The Götterwandl in Nassereith - dry climbing, even in the rain

A rainy, damp, happy weekend is on the cards. Not exactly the kind of climbing weather you want to spend two active days on the rock. The notorious Götterwandl in Nassereith offers a good alternative to the climbing hall - provided you are a solid 7th degree Frenchman.

Many people who come to the Götterwandl in Nassereith for the first time are probably shocked by the constant steepness of the wall. On closer inspection, even the most experienced climber will notice that many of the routes have a somewhat artificial character. Certainly not a highlight in terms of rock quality and the naturalness of the tours, but definitely the only wall where you can always find a dry line, no matter how bad the weather is.

Steep walls, good holds on the Oseus 7b+ route

The Götterwandl in Nassereith is a jewel for climbers

Stefan Brunner literally lifted this much-loved gem from the dust a few years ago and opened up the first tours there. The probably best-known tour "Hades" in grade 9a is very well known in the scene. Big names in the climbing scene such as Adam Ondra, Patxi Usobiaga and the Bindhammer brothers have made the pilgrimage to the Götterwandl in order to clip this tour. Angy Eiter secured the first women's ascent.

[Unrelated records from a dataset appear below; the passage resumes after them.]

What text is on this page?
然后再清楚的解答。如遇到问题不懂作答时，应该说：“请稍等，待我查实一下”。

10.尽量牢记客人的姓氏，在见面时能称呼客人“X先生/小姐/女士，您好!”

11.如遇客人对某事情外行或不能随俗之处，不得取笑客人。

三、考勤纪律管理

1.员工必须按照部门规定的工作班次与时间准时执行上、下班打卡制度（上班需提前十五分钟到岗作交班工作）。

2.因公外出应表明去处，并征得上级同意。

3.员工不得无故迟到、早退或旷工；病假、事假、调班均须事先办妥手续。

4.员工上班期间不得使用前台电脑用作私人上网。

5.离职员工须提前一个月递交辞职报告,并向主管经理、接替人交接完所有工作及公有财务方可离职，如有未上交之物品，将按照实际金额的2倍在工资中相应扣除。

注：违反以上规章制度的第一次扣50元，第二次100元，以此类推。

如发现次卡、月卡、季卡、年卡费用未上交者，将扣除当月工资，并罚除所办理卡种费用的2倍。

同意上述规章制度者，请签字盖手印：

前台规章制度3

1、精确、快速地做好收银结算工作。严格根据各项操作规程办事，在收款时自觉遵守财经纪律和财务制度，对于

Osiris, one of the most beautiful 8a+ in Nassereith

High levels of difficulty on the Götterwandl

The rock has been climbed very well over the years and the tours can be recommended with a clear conscience. The movements are consistently athletic and enduring, as you would expect from a modern climbing area. The number of routes (36) is manageable. However, as the levels of difficulty are very high throughout, you will quickly find a project that you can devote some time to.

 

The last few meters of Zeus 8b+

 

Venus (7c), Ares (8a) and Uranus (8a+/8b), which were all drilled and first climbed by Stefan Brunner, are certainly among the great classics on the Götterwandl in Nassereith. Other lines such as Zeus (8b), which starts with a very overhanging crack and then leads into a brute crux on small ledges, already have cult status in the scene. Dazzling faces such as the American Cody Roth have also left their mark on the Götterwandl. The Odysseus route (8b) in the right-hand section of the wall is one of his achievements and is one of the few completely natural tours in the Götterwandl.

After successfully completing the route, an after-work beer at the Platzhirsch in Nassereith is a must to pamper your tired arms and battered fingers and go over the key moves again with your friends!